An ad featuring the Serbian performer’s latest project, a “mixed reality” installation incorporating Microsoft’s HoloLens virtual-reality platform, clearly touched a nerve before it was removed earlier this week. The video received over 25,000 “thumbs down” on YouTube before it was yanked and, while comments were turned off, it’s safe to say the reception was a frosty one.

The ad itself was relatively clean of Abramovic’s usual blood-and-sacrifice tropes, but its overtones of art-as-luxury-good and conspicuous consumption - the “mixed reality experience” was to be auctioned off at Christie’s later in the year - came off as equally outrageous at a time when most of the world is facing an unprecedented economic depression and millions have found themselves out of work due to the coronavirus pandemic. 

Abramovic is probably the most famous performance artist alive today, but she’s also the most notorious - in no small part because of WikiLeaks’ 2016 release of emails pilfered from John Podesta, Hillary Clinton’s then-campaign director. The emails appeared to open a window onto what the rich and famous get up to behind closed doors that was either tantalizing or repulsive, depending on one’s tastes. Immediately following their release, internet sleuths dug up endless footage of Abramovic carving cakes shaped like human bodies, writing on walls with blood, and posing with various satanic-looking objects. 

Abramovic insisted at the time that her work wasn’t satanic and the videos were taken out of context. Despite the open references to ‘spirit cooking’ in the emails, she distanced the dinner in question from the blood-and-guts work she’s known for. “It was actually just a normal menu, which I call spirit cooking,” she told the Guardian in 2016, insisting “there was no blood, no anything else.
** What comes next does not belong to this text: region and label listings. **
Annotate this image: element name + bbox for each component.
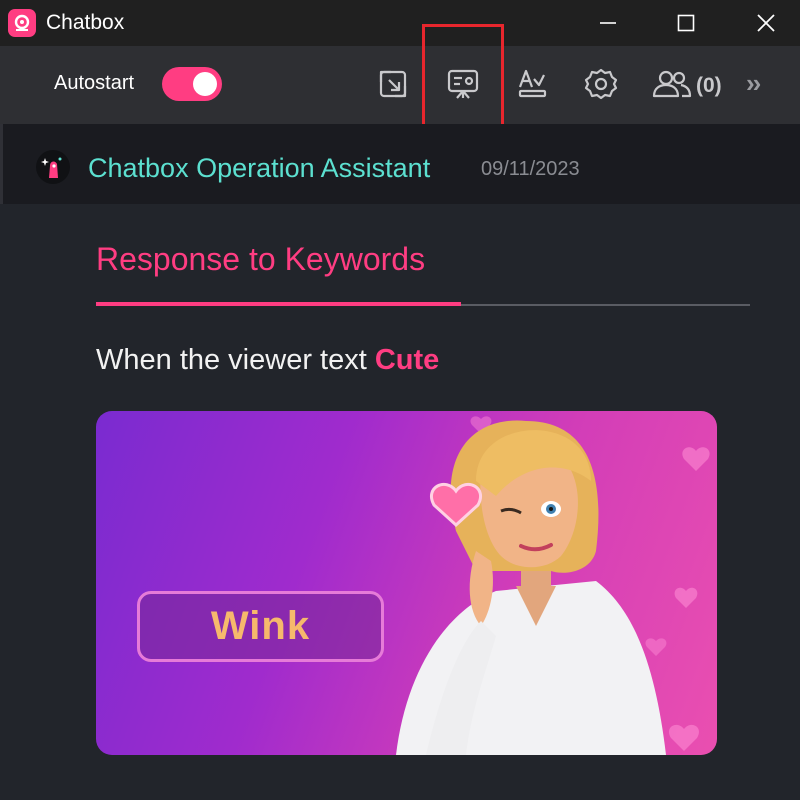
text-style-icon[interactable] [512, 64, 552, 104]
chevrons-right-icon[interactable]: ›› [746, 68, 761, 99]
header-date: 09/11/2023 [481, 158, 580, 180]
assistant-name: Chatbox Operation Assistant [88, 153, 431, 183]
close-button[interactable] [726, 0, 800, 46]
character-illustration [396, 416, 710, 755]
section-title: Response to Keywords [96, 241, 426, 277]
autostart-label: Autostart [54, 72, 135, 94]
gear-icon[interactable] [581, 64, 621, 104]
action-label: Wink [210, 604, 311, 648]
maximize-button[interactable] [646, 0, 726, 46]
tab-underline-active [96, 302, 461, 306]
trigger-keyword: Cute [374, 344, 440, 376]
minimize-button[interactable] [568, 0, 648, 46]
window-title: Chatbox [46, 11, 125, 34]
toggle-knob [193, 72, 217, 96]
assistant-avatar [36, 150, 70, 184]
autostart-toggle[interactable] [162, 67, 222, 101]
trigger-text: When the viewer text Cute [96, 344, 439, 377]
popout-icon[interactable] [373, 64, 413, 104]
users-icon[interactable] [650, 64, 694, 104]
users-count: (0) [696, 74, 722, 97]
action-pill: Wink [137, 591, 384, 662]
app-logo-icon [8, 9, 36, 37]
trigger-prefix: When the viewer text [96, 344, 367, 376]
We just call things funny names, that’s all.” Apparently the outlet didn’t ask her about the human-shaped cake or the simulated child sacrifice, or feel the need to press her on how previous ‘spirit cooking’ performances in art galleries were heavy on blood (to say nothing of recipes involving semen and breast milk) and light on food.
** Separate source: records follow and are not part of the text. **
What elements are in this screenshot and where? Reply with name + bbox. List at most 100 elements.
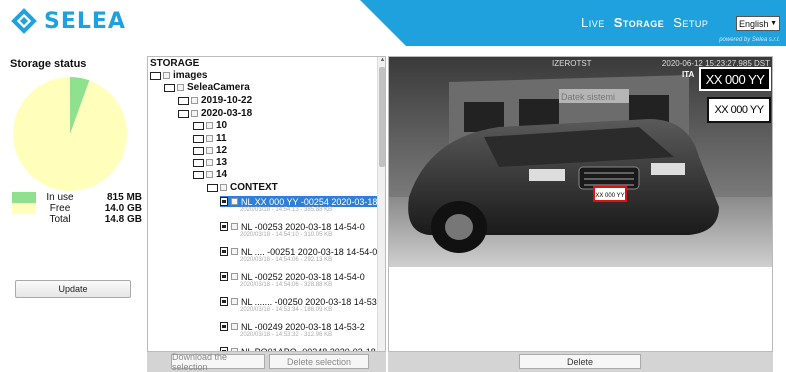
tree-folder[interactable]: 12: [193, 145, 227, 156]
tree-file[interactable]: NL -00249 2020-03-18 14-53-2 2020/03/18 -…: [220, 321, 367, 340]
tree-folder[interactable]: 2019-10-22: [178, 95, 252, 106]
header: SELEA Live Storage Setup English ▼ power…: [0, 0, 786, 46]
tree-folder[interactable]: 11: [193, 133, 227, 144]
folder-icon: [193, 146, 204, 155]
file-name: NL -00253 2020-03-18 14-54-0: [241, 221, 365, 232]
tree-scrollbar[interactable]: ▲: [377, 57, 385, 351]
legend-label: Total: [49, 214, 71, 225]
tree-folder[interactable]: CONTEXT: [207, 182, 278, 193]
image-file-icon: [220, 297, 228, 306]
tree-folder[interactable]: 13: [193, 157, 227, 168]
folder-checkbox[interactable]: [206, 171, 213, 178]
nav-setup[interactable]: Setup: [673, 15, 708, 30]
folder-icon: [193, 134, 204, 143]
country-code: ITA: [682, 70, 695, 79]
file-name: NL .... -00251 2020-03-18 14-54-04: [241, 246, 377, 257]
image-file-icon: [220, 247, 228, 256]
folder-checkbox[interactable]: [206, 135, 213, 142]
tree-folder[interactable]: 14: [193, 169, 227, 180]
folder-icon: [178, 96, 189, 105]
delete-selection-button[interactable]: Delete selection: [269, 354, 369, 369]
scroll-up-icon[interactable]: ▲: [378, 57, 385, 66]
file-name: NL XX 000 YY -00254 2020-03-18 14-54-0: [241, 196, 377, 207]
language-select[interactable]: English ▼: [736, 16, 780, 31]
scroll-thumb[interactable]: [379, 67, 385, 167]
file-checkbox[interactable]: [231, 273, 238, 280]
tree-folder[interactable]: 10: [193, 120, 227, 131]
folder-checkbox[interactable]: [206, 159, 213, 166]
chevron-down-icon: ▼: [770, 20, 777, 27]
folder-icon: [178, 109, 189, 118]
folder-checkbox[interactable]: [177, 84, 184, 91]
tree-folder[interactable]: images: [150, 70, 207, 81]
tree-folder[interactable]: SeleaCamera: [164, 82, 250, 93]
file-meta: 2020/03/18 - 14:54:06 - 292.13 KB: [240, 257, 333, 263]
folder-label: 10: [216, 120, 228, 131]
folder-label: 13: [216, 157, 228, 168]
tree-file[interactable]: NL XX 000 YY -00254 2020-03-18 14-54-020…: [220, 196, 377, 215]
storage-pie-chart: [13, 77, 127, 191]
storage-legend: In use 815 MB Free 14.0 GB Total 14.8 GB: [12, 192, 142, 225]
file-name: NL ....... -00250 2020-03-18 14-53-30-5: [241, 296, 377, 307]
folder-icon: [193, 158, 204, 167]
delete-button[interactable]: Delete: [519, 354, 641, 369]
legend-value: 14.0 GB: [104, 203, 142, 214]
folder-icon: [150, 71, 161, 80]
tree-file[interactable]: NL .... -00251 2020-03-18 14-54-04 2020/0…: [220, 246, 377, 265]
legend-value: 14.8 GB: [104, 214, 142, 225]
tree-file[interactable]: NL -00252 2020-03-18 14-54-0 2020/03/18 -…: [220, 271, 367, 290]
file-row[interactable]: NL ....... -00250 2020-03-18 14-53-30-5: [220, 296, 377, 307]
legend-value: 815 MB: [106, 192, 142, 203]
legend-row: In use 815 MB: [12, 192, 142, 203]
file-meta: 2020/03/18 - 14:53:34 - 188.09 KB: [240, 307, 333, 313]
tree-file[interactable]: NL -00253 2020-03-18 14-54-0 2020/03/18 -…: [220, 221, 367, 240]
file-row[interactable]: NL -00252 2020-03-18 14-54-0: [220, 271, 367, 282]
legend-swatch: [12, 203, 36, 214]
file-meta: 2020/03/18 - 14:54:13 - 385.88 KB: [240, 207, 333, 213]
folder-checkbox[interactable]: [220, 184, 227, 191]
file-checkbox[interactable]: [231, 198, 238, 205]
folder-checkbox[interactable]: [206, 122, 213, 129]
file-checkbox[interactable]: [231, 298, 238, 305]
selea-logo-icon: [11, 8, 37, 34]
file-checkbox[interactable]: [231, 248, 238, 255]
tree-file[interactable]: NL ....... -00250 2020-03-18 14-53-30-52…: [220, 296, 377, 315]
folder-label: CONTEXT: [230, 182, 278, 193]
file-row[interactable]: NL XX 000 YY -00254 2020-03-18 14-54-0: [220, 196, 377, 207]
tree-title: STORAGE: [150, 58, 200, 69]
nav-live[interactable]: Live: [581, 15, 605, 30]
image-viewer: Datek sistemi XX 000 YY IZEROTST 2020-06…: [388, 56, 773, 352]
update-button[interactable]: Update: [15, 280, 131, 298]
main-nav: Live Storage Setup: [581, 15, 708, 30]
file-checkbox[interactable]: [231, 223, 238, 230]
folder-label: SeleaCamera: [187, 82, 250, 93]
viewer-footer: Delete: [388, 352, 773, 372]
folder-checkbox[interactable]: [206, 147, 213, 154]
file-row[interactable]: NL -00249 2020-03-18 14-53-2: [220, 321, 367, 332]
folder-label: 12: [216, 145, 228, 156]
download-selection-button[interactable]: Download the selection: [171, 352, 265, 372]
folder-checkbox[interactable]: [163, 72, 170, 79]
tree-folder[interactable]: 2020-03-18: [178, 108, 252, 119]
folder-checkbox[interactable]: [191, 97, 198, 104]
camera-name: IZEROTST: [552, 59, 592, 68]
folder-label: 14: [216, 169, 228, 180]
powered-by: powered by Selea s.r.l.: [719, 37, 780, 43]
image-file-icon: [220, 222, 228, 231]
legend-label: In use: [46, 192, 74, 203]
nav-storage[interactable]: Storage: [614, 15, 665, 30]
storage-status-title: Storage status: [10, 58, 87, 70]
legend-label: Free: [49, 203, 71, 214]
tree-footer: Download the selection Delete selection: [147, 352, 386, 372]
legend-row: Total 14.8 GB: [12, 214, 142, 225]
folder-icon: [193, 170, 204, 179]
file-checkbox[interactable]: [231, 323, 238, 330]
file-row[interactable]: NL .... -00251 2020-03-18 14-54-04: [220, 246, 377, 257]
file-tree-panel: STORAGE images SeleaCamera 2019-10-22 2020-…: [147, 56, 386, 352]
legend-swatch: [12, 214, 36, 225]
folder-label: 2019-10-22: [201, 95, 253, 106]
file-row[interactable]: NL -00253 2020-03-18 14-54-0: [220, 221, 367, 232]
file-meta: 2020/03/18 - 14:54:10 - 310.05 KB: [240, 232, 333, 238]
folder-checkbox[interactable]: [191, 110, 198, 117]
legend-swatch: [12, 192, 36, 203]
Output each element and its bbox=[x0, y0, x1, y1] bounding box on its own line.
While many of the ‘thumbs down’ were no doubt from aficionados of the Podesta emails, Pizzagaters and other conspiracy analysts, 25,000 is an awfully large number to write off as “fringe types.” When one considers that not everyone looking at the video saw the YouTube version, or had an account to register their displeasure, it’s likely the tip of a sizable iceberg.

Let them eat...breast milk?

The art market is one of the few bubbles that hasn’t popped yet - many will remember Maurizio Cattelan's banana, taped to the wall at Art Basel Miami Beach in December, selling for $120,000 until someone plucked it off the wall and ate it - at which point it was replaced with another, higher-priced banana. 
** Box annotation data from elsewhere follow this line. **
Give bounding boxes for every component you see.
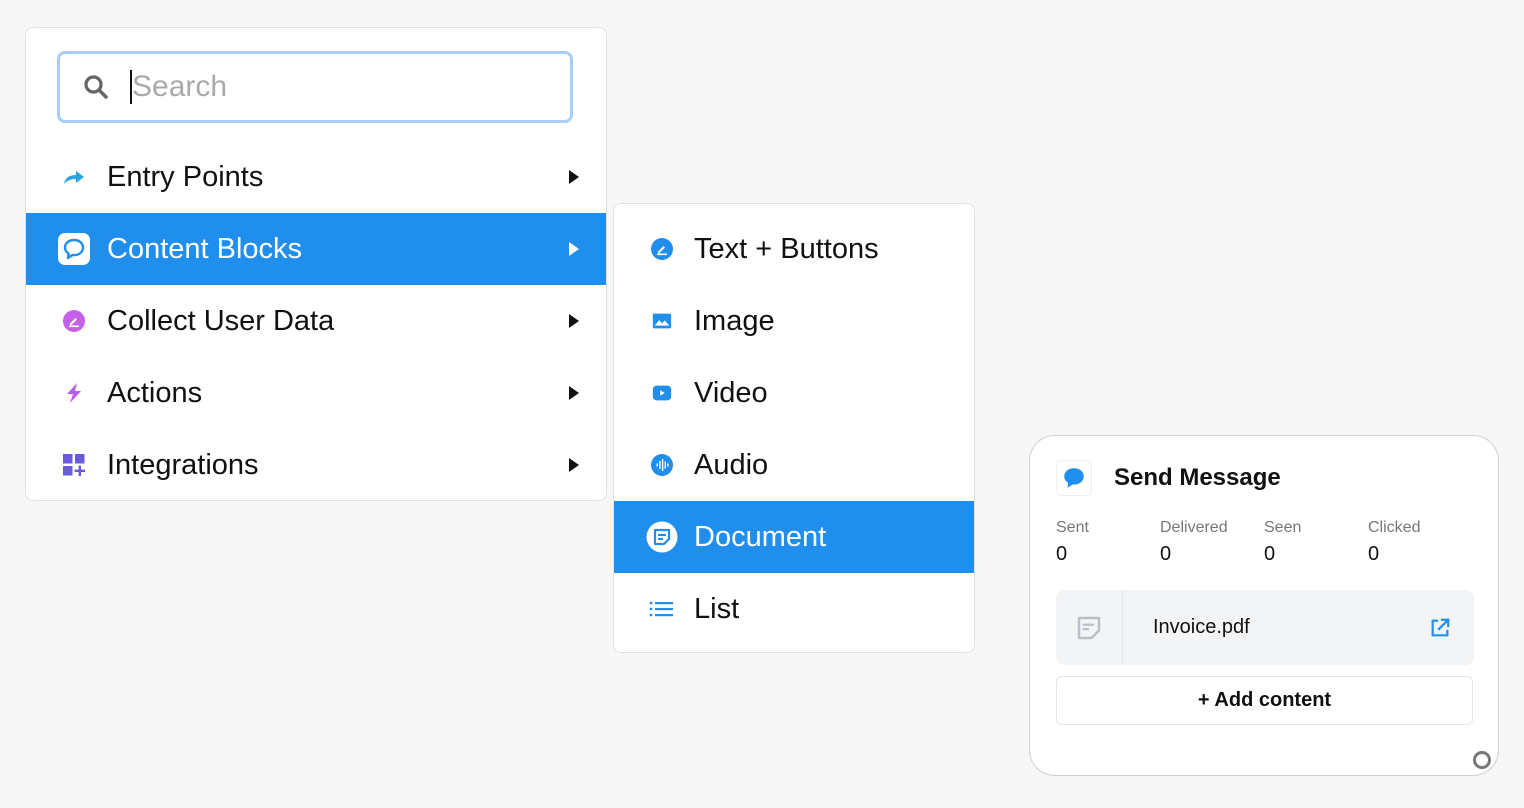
chevron-right-icon bbox=[569, 386, 579, 400]
document-attachment[interactable]: Invoice.pdf bbox=[1056, 590, 1474, 665]
menu-item-label: Content Blocks bbox=[107, 232, 303, 265]
search-icon bbox=[80, 71, 112, 103]
menu-item-entry-points[interactable]: Entry Points bbox=[26, 141, 606, 213]
menu-item-label: Collect User Data bbox=[107, 304, 335, 337]
list-icon bbox=[646, 593, 678, 625]
document-icon bbox=[1056, 590, 1123, 665]
stat-label: Seen bbox=[1264, 519, 1302, 536]
search-field[interactable] bbox=[57, 51, 573, 123]
chevron-right-icon bbox=[569, 458, 579, 472]
stat-seen: Seen 0 bbox=[1264, 519, 1301, 566]
node-title: Send Message bbox=[1114, 464, 1281, 491]
menu-item-label: Entry Points bbox=[107, 160, 264, 193]
submenu-item-label: List bbox=[694, 592, 740, 625]
node-stats: Sent 0 Delivered 0 Seen 0 Clicked 0 bbox=[1056, 519, 1476, 569]
submenu-item-image[interactable]: Image bbox=[614, 285, 974, 357]
add-content-button[interactable]: + Add content bbox=[1056, 676, 1473, 725]
share-arrow-icon bbox=[58, 161, 90, 193]
menu-item-label: Integrations bbox=[107, 448, 259, 481]
menu-item-collect-user-data[interactable]: Collect User Data bbox=[26, 285, 606, 357]
menu-item-label: Actions bbox=[107, 376, 203, 409]
external-link-icon[interactable] bbox=[1428, 616, 1452, 640]
stat-clicked: Clicked 0 bbox=[1368, 519, 1420, 566]
video-play-icon bbox=[646, 377, 678, 409]
document-icon bbox=[646, 521, 678, 553]
stat-value: 0 bbox=[1160, 543, 1172, 565]
chevron-right-icon bbox=[569, 314, 579, 328]
submenu-item-label: Video bbox=[694, 376, 768, 409]
submenu-item-document[interactable]: Document bbox=[614, 501, 974, 573]
stat-label: Sent bbox=[1056, 519, 1089, 536]
chevron-right-icon bbox=[569, 170, 579, 184]
chevron-right-icon bbox=[569, 242, 579, 256]
audio-wave-icon bbox=[646, 449, 678, 481]
edit-circle-icon bbox=[58, 305, 90, 337]
stat-delivered: Delivered 0 bbox=[1160, 519, 1228, 566]
stat-sent: Sent 0 bbox=[1056, 519, 1089, 566]
image-icon bbox=[646, 305, 678, 337]
submenu-item-label: Image bbox=[694, 304, 775, 337]
menu-item-actions[interactable]: Actions bbox=[26, 357, 606, 429]
send-message-node[interactable]: Send Message Sent 0 Delivered 0 Seen 0 C… bbox=[1029, 435, 1499, 776]
submenu-item-label: Audio bbox=[694, 448, 769, 481]
submenu-item-label: Text + Buttons bbox=[694, 232, 879, 265]
block-menu: Entry Points Content Blocks Collect User… bbox=[25, 27, 607, 501]
stat-value: 0 bbox=[1264, 543, 1276, 565]
menu-item-content-blocks[interactable]: Content Blocks bbox=[26, 213, 606, 285]
stat-value: 0 bbox=[1368, 543, 1380, 565]
submenu-item-text-buttons[interactable]: Text + Buttons bbox=[614, 213, 974, 285]
connection-handle[interactable] bbox=[1473, 751, 1491, 769]
stat-value: 0 bbox=[1056, 543, 1068, 565]
file-name: Invoice.pdf bbox=[1153, 616, 1250, 638]
message-bubble-icon bbox=[1056, 460, 1092, 496]
message-bubble-icon bbox=[58, 233, 90, 265]
stat-label: Clicked bbox=[1368, 519, 1421, 536]
search-input[interactable] bbox=[132, 70, 532, 104]
submenu-item-label: Document bbox=[694, 520, 827, 553]
content-blocks-submenu: Text + Buttons Image Video Audio Documen… bbox=[613, 203, 975, 653]
submenu-item-audio[interactable]: Audio bbox=[614, 429, 974, 501]
submenu-item-video[interactable]: Video bbox=[614, 357, 974, 429]
edit-circle-icon bbox=[646, 233, 678, 265]
stat-label: Delivered bbox=[1160, 519, 1228, 536]
node-header: Send Message bbox=[1056, 460, 1281, 496]
apps-add-icon bbox=[58, 449, 90, 481]
submenu-item-list[interactable]: List bbox=[614, 573, 974, 645]
menu-item-integrations[interactable]: Integrations bbox=[26, 429, 606, 500]
lightning-icon bbox=[58, 377, 90, 409]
Abramovic’s performance work - transient by definition - is a little more difficult to sell, but Microsoft seemed to have nailed it down with the HoloLens thing. Add in the general bad feeling against Microsoft founder and world’s second-richest-man Bill Gates, who has been ubiquitous throughout the coronavirus epidemic pushing “digital certificates” and 18-month lockdowns as the answer to the virus, despite lacking a medical degree or any expertise in the field beyond the money he’s poured into mass vaccination campaigns, and the backlash becomes understandable.

Hashtags like #BillGatesIsNotYourFriend and #BillGatesPublicEnemyNumber1 have proliferated in recent weeks as many of the same researchers who probed Abramovic’s performance past have dug into Gates’ questionable statements in support of microchipping the world and the myriad apparent conflicts of interest between the companies he invests in and the global health causes he promotes. Given his track record, his stated goal of vaccinating seven billion people has also raised a few eyebrows.

Also on rt.com Why don’t we get rid of families and cash? Soros-funded progressive globalists using Covid-19 to push own ‘technocratic solutions’

Even if Abramovic’s “satanism” is wholly performative, and Gates really believes in the healing power of universal vaccination (from which he still wants legal indemnification), rubbing in the public’s face the income inequality that has thrived amid the coronavirus epidemic - eight billionaires have hoarded half the world’s wealth, according to Oxfam - will only pour gas on the fire.

Microsoft’s Abramovic ad looks for all the world like a deliberate attempt to set off the very firestorm of outrage it accomplished. The ad may have been pulled, but the mission was accomplished.